Despite both being already married when they met in 1963 while filming Cleopatra, they embarked on a passionate but volatile relationship. They married in 1964 and divorced a decade later. Within a year they had remarried, at which time Taylor said, "There will be no more marriages or divorces. We're stuck like chicken feathers to tar – for always." The second union lasted just ten months.

• Camilla Parker-Bowles and Prince Charles

The heir to the throne met his true love at a polo match in 1970. Two marriages (to different people), four children, an affair, the Camilla-gate tapes and the death of Princess Diana later, the pair married in 2005.
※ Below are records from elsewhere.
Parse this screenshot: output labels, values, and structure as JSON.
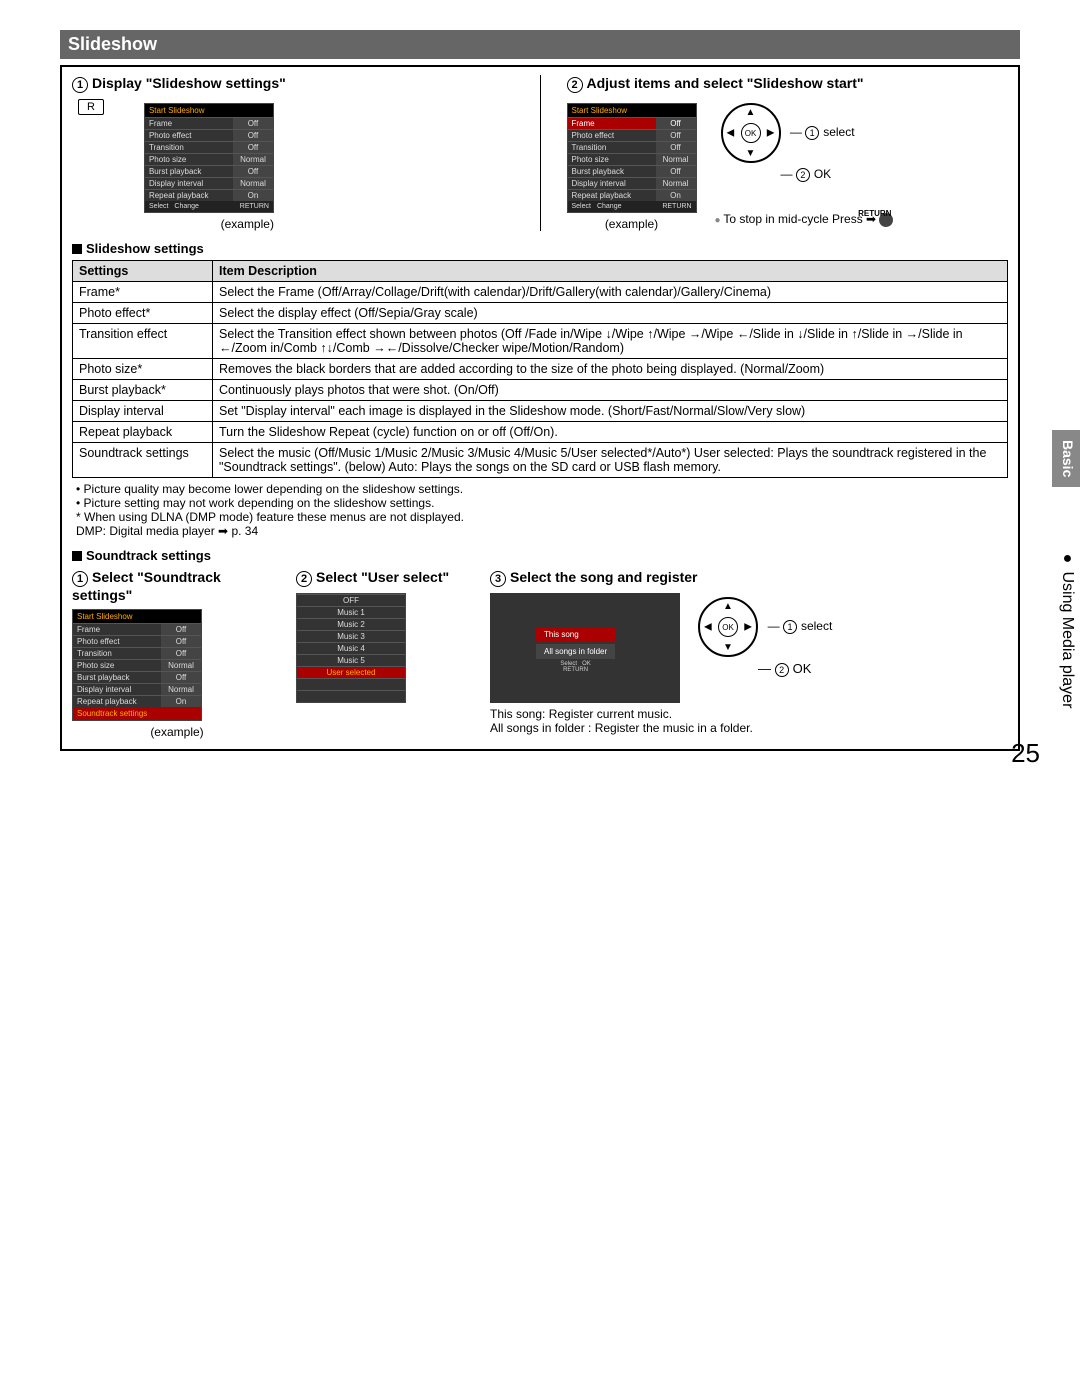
{
  "page_number": "25",
  "side_tab": "Basic",
  "side_text": "Using Media player",
  "header": "Slideshow",
  "step1": {
    "num": "1",
    "title": "Display \"Slideshow settings\"",
    "remote_key": "R",
    "menu_header": "Start Slideshow",
    "rows": [
      {
        "label": "Frame",
        "value": "Off"
      },
      {
        "label": "Photo effect",
        "value": "Off"
      },
      {
        "label": "Transition",
        "value": "Off"
      },
      {
        "label": "Photo size",
        "value": "Normal"
      },
      {
        "label": "Burst playback",
        "value": "Off"
      },
      {
        "label": "Display interval",
        "value": "Normal"
      },
      {
        "label": "Repeat playback",
        "value": "On"
      }
    ],
    "footer_select": "Select",
    "footer_change": "Change",
    "footer_return": "RETURN",
    "example": "(example)"
  },
  "step2": {
    "num": "2",
    "title": "Adjust items and select \"Slideshow start\"",
    "menu_header": "Start Slideshow",
    "rows": [
      {
        "label": "Frame",
        "value": "Off"
      },
      {
        "label": "Photo effect",
        "value": "Off"
      },
      {
        "label": "Transition",
        "value": "Off"
      },
      {
        "label": "Photo size",
        "value": "Normal"
      },
      {
        "label": "Burst playback",
        "value": "Off"
      },
      {
        "label": "Display interval",
        "value": "Normal"
      },
      {
        "label": "Repeat playback",
        "value": "On"
      }
    ],
    "example": "(example)",
    "select_label": "select",
    "ok_label": "OK",
    "stop_text": "To stop in mid-cycle Press",
    "return_label": "RETURN"
  },
  "settings_section_heading": "Slideshow settings",
  "table": {
    "head_settings": "Settings",
    "head_desc": "Item Description",
    "rows": [
      {
        "s": "Frame*",
        "d": "Select the Frame (Off/Array/Collage/Drift(with calendar)/Drift/Gallery(with calendar)/Gallery/Cinema)"
      },
      {
        "s": "Photo effect*",
        "d": "Select the display effect (Off/Sepia/Gray scale)"
      },
      {
        "s": "Transition effect",
        "d": "Select the Transition effect shown between photos (Off /Fade in/Wipe ↓/Wipe ↑/Wipe →/Wipe ←/Slide in ↓/Slide in ↑/Slide in →/Slide in ←/Zoom in/Comb ↑↓/Comb →←/Dissolve/Checker wipe/Motion/Random)"
      },
      {
        "s": "Photo size*",
        "d": "Removes the black borders that are added according to the size of the photo being displayed. (Normal/Zoom)"
      },
      {
        "s": "Burst playback*",
        "d": "Continuously plays photos that were shot. (On/Off)"
      },
      {
        "s": "Display interval",
        "d": "Set \"Display interval\" each image is displayed in the Slideshow mode. (Short/Fast/Normal/Slow/Very slow)"
      },
      {
        "s": "Repeat playback",
        "d": "Turn the Slideshow Repeat (cycle) function on or off (Off/On)."
      },
      {
        "s": "Soundtrack settings",
        "d": "Select the music (Off/Music 1/Music 2/Music 3/Music 4/Music 5/User selected*/Auto*) User selected: Plays the soundtrack registered in the \"Soundtrack settings\". (below) Auto: Plays the songs on the SD card or USB flash memory."
      }
    ]
  },
  "notes": [
    "• Picture quality may become lower depending on the slideshow settings.",
    "• Picture setting may not work depending on the slideshow settings.",
    "* When using DLNA (DMP mode) feature these menus are not displayed.",
    "  DMP: Digital media player ➡ p. 34"
  ],
  "soundtrack_heading": "Soundtrack settings",
  "sound_steps": {
    "s1": {
      "num": "1",
      "title": "Select \"Soundtrack settings\"",
      "menu_header": "Start Slideshow",
      "rows": [
        {
          "label": "Frame",
          "value": "Off"
        },
        {
          "label": "Photo effect",
          "value": "Off"
        },
        {
          "label": "Transition",
          "value": "Off"
        },
        {
          "label": "Photo size",
          "value": "Normal"
        },
        {
          "label": "Burst playback",
          "value": "Off"
        },
        {
          "label": "Display interval",
          "value": "Normal"
        },
        {
          "label": "Repeat playback",
          "value": "On"
        }
      ],
      "footer_row": "Soundtrack settings",
      "example": "(example)"
    },
    "s2": {
      "num": "2",
      "title": "Select \"User select\"",
      "items": [
        "OFF",
        "Music 1",
        "Music 2",
        "Music 3",
        "Music 4",
        "Music 5",
        "User selected"
      ]
    },
    "s3": {
      "num": "3",
      "title": "Select the song and register",
      "popup_this": "This song",
      "popup_all": "All songs in folder",
      "popup_select": "Select",
      "popup_ok": "OK",
      "popup_return": "RETURN",
      "select_label": "select",
      "ok_label": "OK",
      "desc1": "This song: Register current music.",
      "desc2": "All songs in folder : Register the music in a folder."
    }
  }
}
• Melanie Griffith and Don Johnson

Soon after meeting on the set of The Harrad Experiment, when Johnson was 22 and Griffith was just 14, the pair moved in together. They married when Griffith turned 18, but divorced a year later. They remarried in 1989 and had a daughter, but filed for a second divorce in 1996.

• Farrah Fawcett and Ryan O'Neal

The one-time Charlie's Angel dumped Six Million Dollar Man Lee Majors for O'Neal in 1979 and the pair were an item for 18 years, before eventually splitting up in 1997. After O'Neal was diagnosed in 2001 with leukaemia, she appeared on his doorstep and their romance was rekindled. She is now battling cancer too, and they are still together.